If 30 year yield is at 4.00%, then the price of this bond would be $95
If 30 year yield is at 4.25%, then the price of this bond would be $91
If 30 year yield is at 4.5%, then the price of this bond would be $87
If 30 year yield is at 4.75%, then the price of this bond would be $84
If 30 year yield is at 5.00%, then the price of this bond would be $80
If 30 year yield is at 5.25%, then the price of this bond would be $77
My advise is to go for TLT 1016 $90 strike cash covered puts. The yield will be like 4.25%. Risk is if TLT falls below 90 in which case you would have lost all the premiums and start to loose principal; very unlikely to happen given the deflationary environment. TLT $90 translates to about 4.75% on 30 year bonds. If indeed TLT comes down below 90, you would have a chance to buy 30 year bonds and hold for ever. If TLT falls below $90, it is very likely that the stock market collapses sooner than latter. Of course the risk on the other side is TLT may run up; in which case we are all beating the bush about bonds loosing value.

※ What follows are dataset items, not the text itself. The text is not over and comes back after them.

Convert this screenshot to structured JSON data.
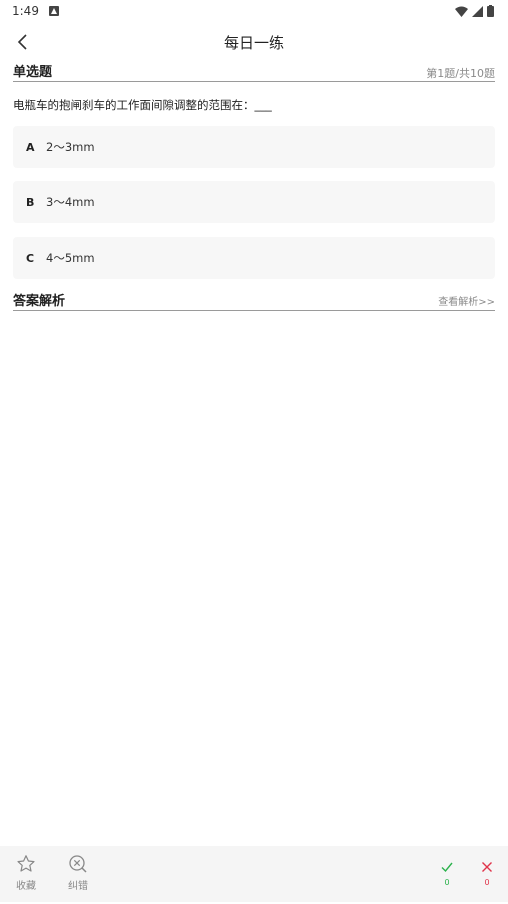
{
  "status_bar": {
    "time": "1:49"
  },
  "app_bar": {
    "title": "每日一练"
  },
  "question_section": {
    "heading": "单选题",
    "progress": "第1题/共10题",
    "question_text": "电瓶车的抱闸刹车的工作面间隙调整的范围在：___"
  },
  "options": [
    {
      "letter": "A",
      "text": "2～3mm"
    },
    {
      "letter": "B",
      "text": "3～4mm"
    },
    {
      "letter": "C",
      "text": "4～5mm"
    }
  ],
  "analysis_section": {
    "heading": "答案解析",
    "link": "查看解析>>"
  },
  "bottom_bar": {
    "favorite_label": "收藏",
    "report_label": "纠错",
    "correct_count": "0",
    "wrong_count": "0",
    "correct_color": "#2bb24c",
    "wrong_color": "#e0344a"
  }
}
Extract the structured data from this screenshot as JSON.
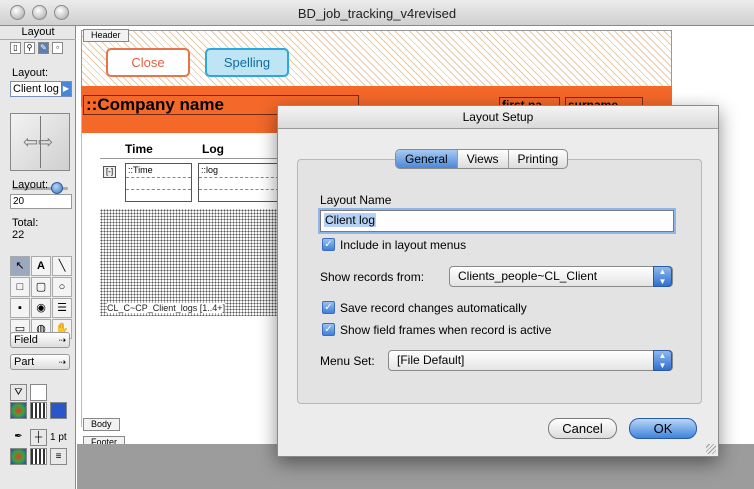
{
  "window": {
    "title": "BD_job_tracking_v4revised"
  },
  "palette": {
    "title": "Layout",
    "layout_label": "Layout:",
    "layout_popup": "Client log",
    "layout_num_label": "Layout:",
    "layout_num": "20",
    "total_label": "Total:",
    "total_value": "22",
    "field_button": "Field",
    "part_button": "Part",
    "line_width": "1 pt"
  },
  "canvas": {
    "header_tab": "Header",
    "body_tab": "Body",
    "footer_tab": "Footer",
    "close_button": "Close",
    "spelling_button": "Spelling",
    "company_field": "::Company name",
    "first_name_field": "first na",
    "surname_field": "surname",
    "col_time": "Time",
    "col_log": "Log",
    "portal_time": "::Time",
    "portal_log": "::log",
    "portal_minus": "[-]",
    "portal_label": "CL_C~CP_Client_logs [1..4+]"
  },
  "dialog": {
    "title": "Layout Setup",
    "tabs": [
      "General",
      "Views",
      "Printing"
    ],
    "layout_name_label": "Layout Name",
    "layout_name_value": "Client log",
    "include_menus_label": "Include in layout menus",
    "show_records_label": "Show records from:",
    "show_records_value": "Clients_people~CL_Client",
    "save_changes_label": "Save record changes automatically",
    "show_frames_label": "Show field frames when record is active",
    "menu_set_label": "Menu Set:",
    "menu_set_value": "[File Default]",
    "cancel_button": "Cancel",
    "ok_button": "OK"
  }
}
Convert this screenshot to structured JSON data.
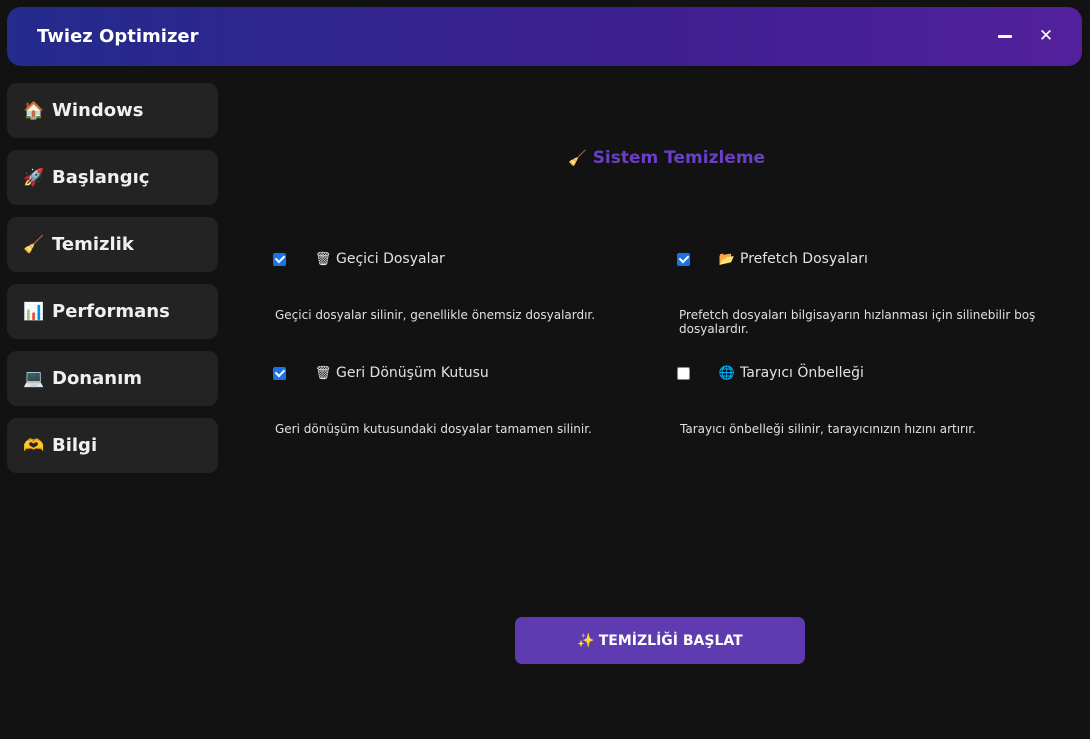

For the question of 30 year bond loosing value: A 3.75% coupon 30 year bond will have the following prices:
If 30 year yield is at 2.50%, then the price of this bond would be $126
If 30 year yield is at 2.75%, then the price of this bond would be $120
If 30 year yield is at 3.00%, then the price of this bond would be $114
If 30 year yield is at 3.25%, then the price of this bond would be $109
If 30 year yield is at 3.50%, then the price of this bond would be $104
If 30 year yield is at 3.75%, then the price of this bond would be $100
Even Larry Kudlow seems to agree that QE infinity seems to screw up the savers and make the rich richer leaving behind the hardworking alone. This woman Janet Yellen would destroy what Ben is leaving as unfinished. Of course GOP has done the other half via tax cuts. Whichever way you look at it, ordinary savers are left out high and dry.
All of us are being swindled by the captains of our industry. They have taken the technology, the money (provided by Fed cheaply), the fruits of our labor out of the country. Did you see this guy in the hoody trying to say that H1B visas must be increased because we are not talented? Far further from truth. He wants cheap labor who will say "Yes" for everything. Anyway the way I see is this: Captains of industry want globalization to the death, they want to hire labor from everywhere, they want to pay zero taxes, they want to take the factories abroad... What is there for American labor and middle class? Nothing. We will have our sons and daughters to be sent to fight these wars (including Obama's Syria war) cheaply. Actually, I hear that even these will be outsourced. No income, no taxes, no revenue for the government, higher debt, higher interest rates and this is what I see.
You may be disappointed. By then, the economy might have tanked and people may be unemployed and government may be confiscating your money and gold. 30 year yield is not going above 4% for a very long time.
My school of thought is that 30 year is a long period. At least for the time being the earnings yield is say double of the 30 year yield. So many people go for stocks. Secondly, more and more QE makes the Fed balance sheet ugly. These may have to be unwound either by an explicit sale or "by holding to maturity" at which point of time, new buyers have to come in and hence rates will go higher. But I think that 4% yield on 30 year is a good one worth investing for long term.